L'objectif affiché: fournir aux patients un retour visuel en temps réel sur leur propre activité cérébrale, afin qu'ils apprennent à moduler les marqueurs neuronaux associés à l'anxiété et à la dépression.
Un retour visuel sur l'invisible
Le principe est techniquement simple. Des électrodes posées sur le scalp mesurent les oscillations cérébrales. Un algorithme convertit ces signaux en un indicateur perceptible — une jauge, une animation, un curseur. Le patient médite pendant que l'écran lui renvoie l'état instantané de ses bandes de fréquence. L'idée directrice: rendre conscient un paramètre habituellement inconscient, pour transformer la pratique mentale en boucle d'autorégulation mesurable.
Les données publiques restent préliminaires. Le reportage évoque une exploration en cours, sans préciser la taille d'échantillon, la durée du protocole ni les métriques d'évaluation retenues. Il apparaît donc prudent de considérer ces résultats comme une piste de recherche, non comme une validation clinique.

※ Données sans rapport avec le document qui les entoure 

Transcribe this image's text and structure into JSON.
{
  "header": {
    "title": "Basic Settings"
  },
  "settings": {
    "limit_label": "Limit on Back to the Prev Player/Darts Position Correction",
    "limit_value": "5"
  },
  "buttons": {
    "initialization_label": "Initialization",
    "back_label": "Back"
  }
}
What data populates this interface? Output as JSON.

Ce qu'il faut vérifier avant d'y croire
Deux questions concrètes se posent pour la suite. Premièrement, la spécificité du signal EEG ciblé: les bandes de fréquence pertinentes (alpha, thêta, gamma) varient selon le trouble, selon le sujet et même selon l'instant. Un retour trop générique risque de produire un effet d'attente plus qu'un véritable apprentissage neuronal. Deuxièmement, la transférabilité hors du laboratoire: un protocole encadré par un chercheur formé ne fonctionne pas nécessairement dans un cabinet de pratique courante, ni sans accompagnement structuré.

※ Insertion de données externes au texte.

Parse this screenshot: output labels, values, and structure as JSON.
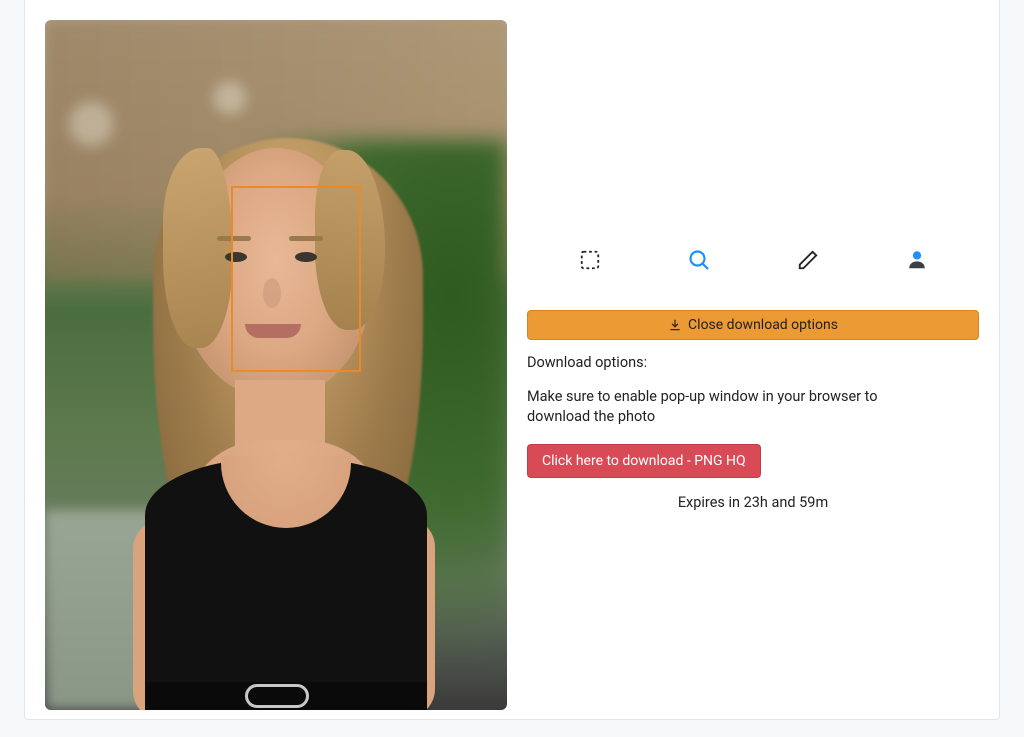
{
  "toolbar": {
    "crop_icon": "crop-selection-icon",
    "zoom_icon": "magnifier-icon",
    "edit_icon": "pencil-icon",
    "person_icon": "person-icon"
  },
  "close_bar": {
    "icon": "download-icon",
    "label": "Close download options"
  },
  "download": {
    "section_label": "Download options:",
    "help_text": "Make sure to enable pop-up window in your browser to download the photo",
    "button_label": "Click here to download - PNG HQ",
    "expiry_text": "Expires in 23h and 59m"
  },
  "photo": {
    "detection_box": true
  }
}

Parallèlement, une dépêche publiée par ALS News Today rappelle que les interfaces cerveau-machine sans fil franchissent un cap technique distinct: le dispositif Connexus de Paradromics a permis à une patiente atteinte de maladie du motoneurone de retrouver une expression vocale en temps réel à partir de son activité neuronale. La convergence mérite d'être notée. D'un côté, on apprend à réguler son activité cérébrale de l'intérieur; de l'autre, on commence à la décoder de l'extérieur. Les deux démarches partagent un même postulat: l'activité neuronale n'est plus une boîte noire.
Pour les praticiens du neurofeedback dynamique, trois éléments restent à exiger avant toute annonce d'effet. La nature exacte du feedback fourni — quel paramètre, quel seuil, quelle latence. La reproductibilité des résultats sur des cohortes indépendantes. Et la comparaison avec un groupe contrôle pratiquant la méditation sans retour EEG. Sans ces garde-fous méthodologiques, le risque de sur-promesse thérapeutique reste entier, et la rigueur du champ neuronal n'y gagne rien.